Have you ever heard the saying tall, dark and handsome?
Well, in Denmark, that doesn’t apply to men! In fact, it can be said that Danish women are tall, dark and handsome!
Here are some facts you didn’t know about Danish women.
The 1,200 calories a day fact
The average Danish woman consumes 1,200 calories a day and is one of the most protected groups in Europe.
Their risk of breast cancer is half that of other countries and endometrial cancer is virtually nonexistent.
The women’s life expectancy at birth has been calculated to be 83 years old and their daily life is filled with gender equality and amusement parks.
However, Denmark has been rated as the world’s most corrupt country due to its level of political corruption and despite transgender people being legally allowed to change their gender, they still face discrimination by society.
The 35% divorce rate fact
Danish women are known for their almond-shaped eyes, blonde hair and their progressive outlook on society.
But there is much more to the story of Danish women than many people realize. For example, did you know that in Denmark, a woman’s legal rights are still not as extensive as those of men?
Or that transgender women in Denmark have only been able to change their gender marker on government documents since 2012?
David Ebershoff says that gender roles may be up for grabs in America, but they are even more complicated in Denmark because of its 19th century constitution which establishes a constitutional monarchy.
The 99% literacy rate fact
Danish women enjoy a 99% literacy rate, and the country’s life expectancy of 79.8 years is among the world’s highest – with many other European countries far behind.
This has had a lot to do with Denmark’s history, culture, and policies over time. For example, in the early 20th century there was a huge push to make Denmark more progressive and egalitarian by introducing suffrage for both sexes and abolishing class distinctions.
In addition, the Danish language was simplified in order to make it easier to learn, which helped greatly with education reform.
Niels Hoyer, the Prime Minister of Denmark from 1920-1922, did an immense amount to improve the lives of children and adults alike.
Magnus Hirschfeld is widely known as one of the earliest gay rights activists and he founded what would become a popular organization for gay rights known as The Scientific Humanitarian Committee.
And Gerda Gottlieb came up with various reforms that included childcare benefits, maternity leave benefits, paid holidays for employees with children under 14 years old and better protection against dismissal or layoff just because they were pregnant or too old.
Danish women consume more alcohol per capita than any other European nation
It’s no secret that Danish women are some of the most liberated in the world, but did you know they also drink more than anyone else on the continent?
It turns out that Denmark’s heavy drinking culture has a lot to do with its flexible work hours.
Danish politicians enacted a law making it illegal for employers to demand that their employees clock in and out for each day at work.
This means employees can come and go as they please without jeopardizing their job status or benefits.
They’re not required to spend time working when there’s no need. Employees can take off when they want to focus on family obligations or get ahead of themselves if they have enough saved up from previous months.
In other words, Danes don’t fear unemployment like many other Europeans because there is very little pressure put on them by employers in this regard.

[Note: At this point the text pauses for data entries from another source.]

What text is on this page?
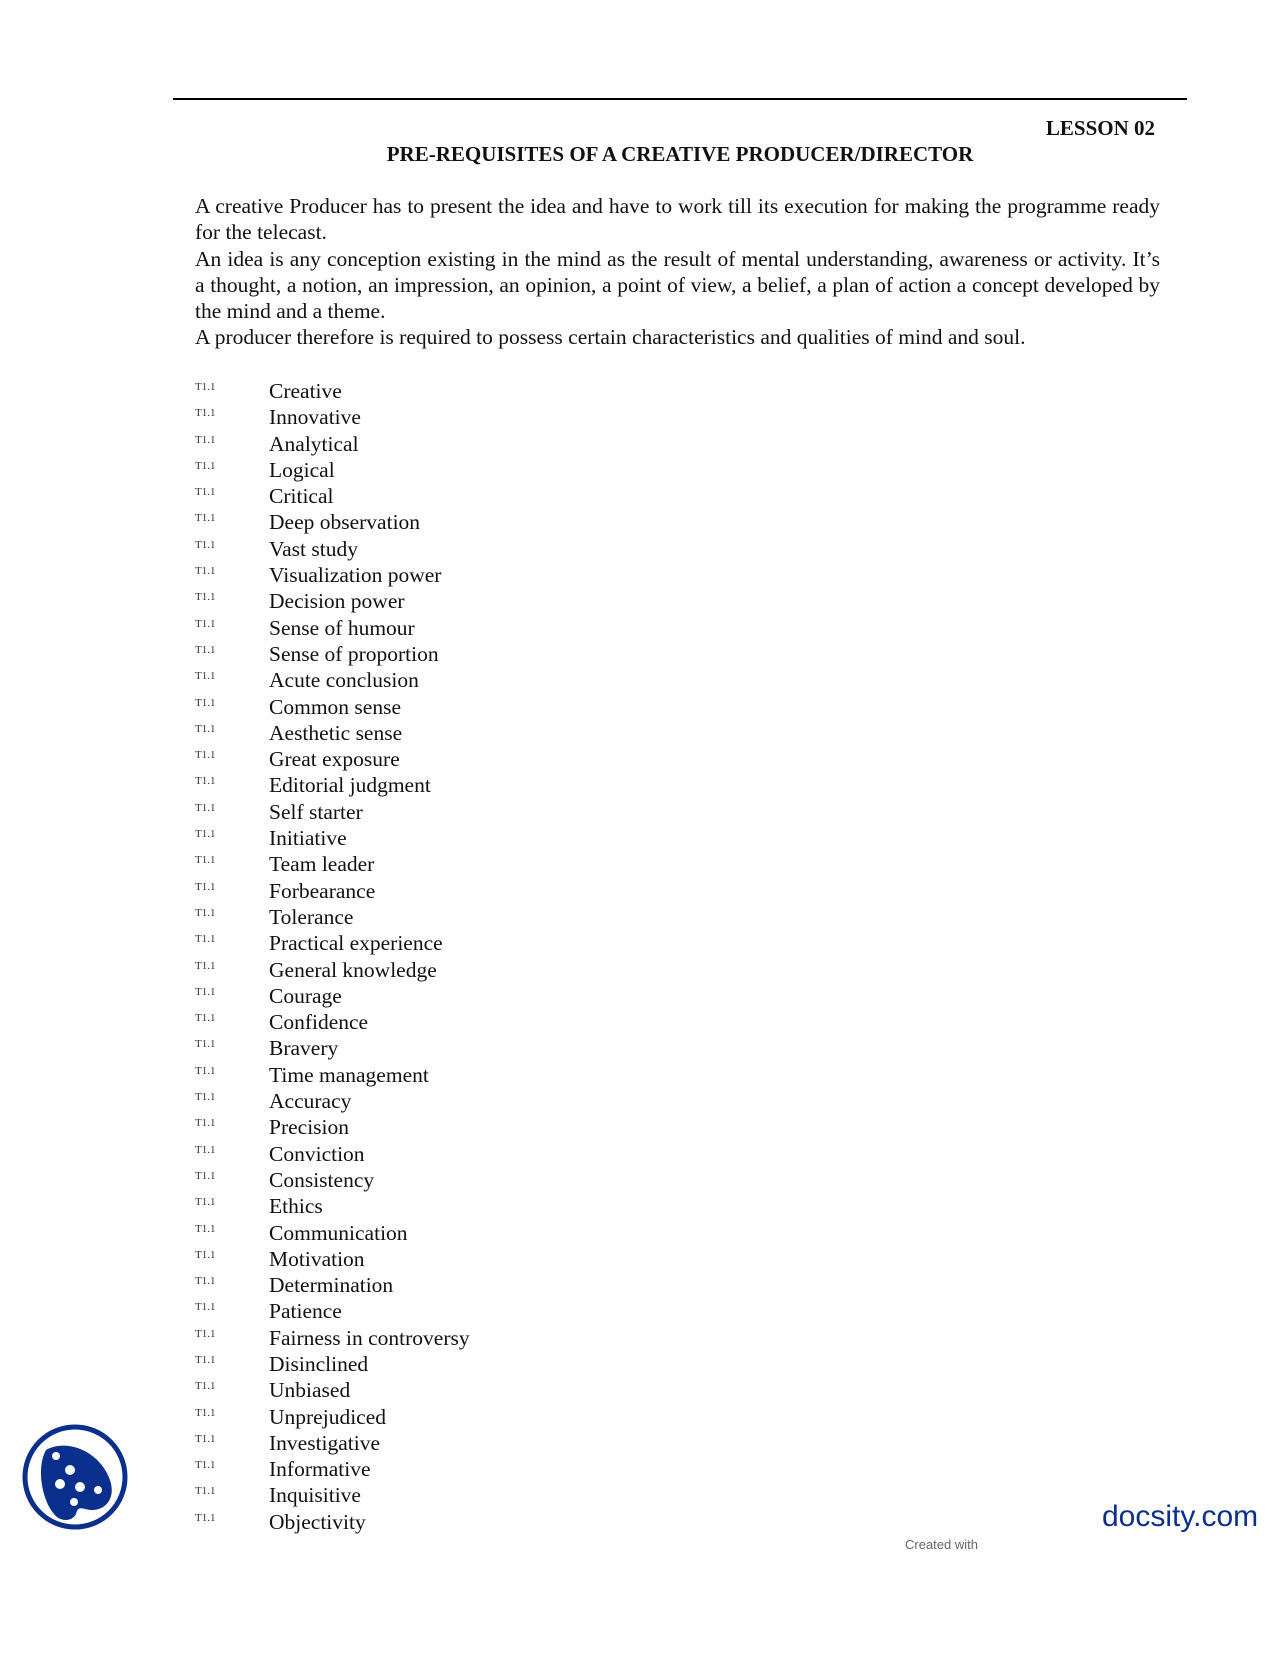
LESSON 02
PRE-REQUISITES OF A CREATIVE PRODUCER/DIRECTOR

A creative Producer has to present the idea and have to work till its execution for making the programme ready for the telecast.

An idea is any conception existing in the mind as the result of mental understanding, awareness or activity. It’s a thought, a notion, an impression, an opinion, a point of view, a belief, a plan of action a concept developed by the mind and a theme.

A producer therefore is required to possess certain characteristics and qualities of mind and soul.

T1.1 Creative
T1.1 Innovative
T1.1 Analytical
T1.1 Logical
T1.1 Critical
T1.1 Deep observation
T1.1 Vast study
T1.1 Visualization power
T1.1 Decision power
T1.1 Sense of humour
T1.1 Sense of proportion
T1.1 Acute conclusion
T1.1 Common sense
T1.1 Aesthetic sense
T1.1 Great exposure
T1.1 Editorial judgment
T1.1 Self starter
T1.1 Initiative
T1.1 Team leader
T1.1 Forbearance
T1.1 Tolerance
T1.1 Practical experience
T1.1 General knowledge
T1.1 Courage
T1.1 Confidence
T1.1 Bravery
T1.1 Time management
T1.1 Accuracy
T1.1 Precision
T1.1 Conviction
T1.1 Consistency
T1.1 Ethics
T1.1 Communication
T1.1 Motivation
T1.1 Determination
T1.1 Patience
T1.1 Fairness in controversy
T1.1 Disinclined
T1.1 Unbiased
T1.1 Unprejudiced
T1.1 Investigative
T1.1 Informative
T1.1 Inquisitive
T1.1 Objectivity	docsity.com
Created with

70% would consider having an affair
Danish women have a reputation for being the happiest and most content in the world. But, that doesn’t mean they are immune to temptation.
A survey from Danske Bank found that 70% of Danish women would consider having an affair if their spouse was cheating on them or had just died.
And according to research by the National Marriage Council, there is not a big difference in divorce rates between Denmark and other European countries.
Just over 50% of marriages end in divorce in Denmark, whereas it is about 53% for Sweden and Norway, 60% for Italy and Portugal, 73% for France and 74% for Greece.
Other Interesting facts about Danish Women
1) One in three women is a smoker–and that number jumps to two out of three when they’re over 70 years old.
2) The average woman has 1.8 children, with only 0.1% of Danish mothers giving birth to more than five children.
3) Denmark has more female politicians than any other country in Europe – 43% of their members of parliament are women, compared to just 22% for Britain and Germany.
4) Danish life expectancy rates have been on the rise recently. In 2000, it was 80.5 years; by 2008 it had increased to 81.3 years.
5) Even though many Danes still take vacations with their families (about 59%), couples account for about half of all Danish vacationers – single vacationers come in at 37%.
6) A recent study found that Danish women were happier than men or women from anywhere else in Europe!
Danish women are politically active. In their country, the parliament has a 40% female representation and in the EU Parliament, Denmark is ranked 4th with 27% female representation.
Dating a Danish woman is an experience that will be different than dating someone from the U.S. or anywhere else in the world, for that matter. Here is a surprising thing you may not know about dating Danish women: As one of the most socially progressive countries in the world, there’s no stigma to being single and childless like there is in other cultures.
Danish women are often stereotyped as being high-achievers in their careers and personal lives, which may be true. However, they are also seen as less physically attractive than other nationalities.
Danish women are said to love with their whole hearts, which means they’re not afraid to show it. Although they’re typically very independent and self-sufficient, Danish women also don’t hesitate to ask for help when they need it.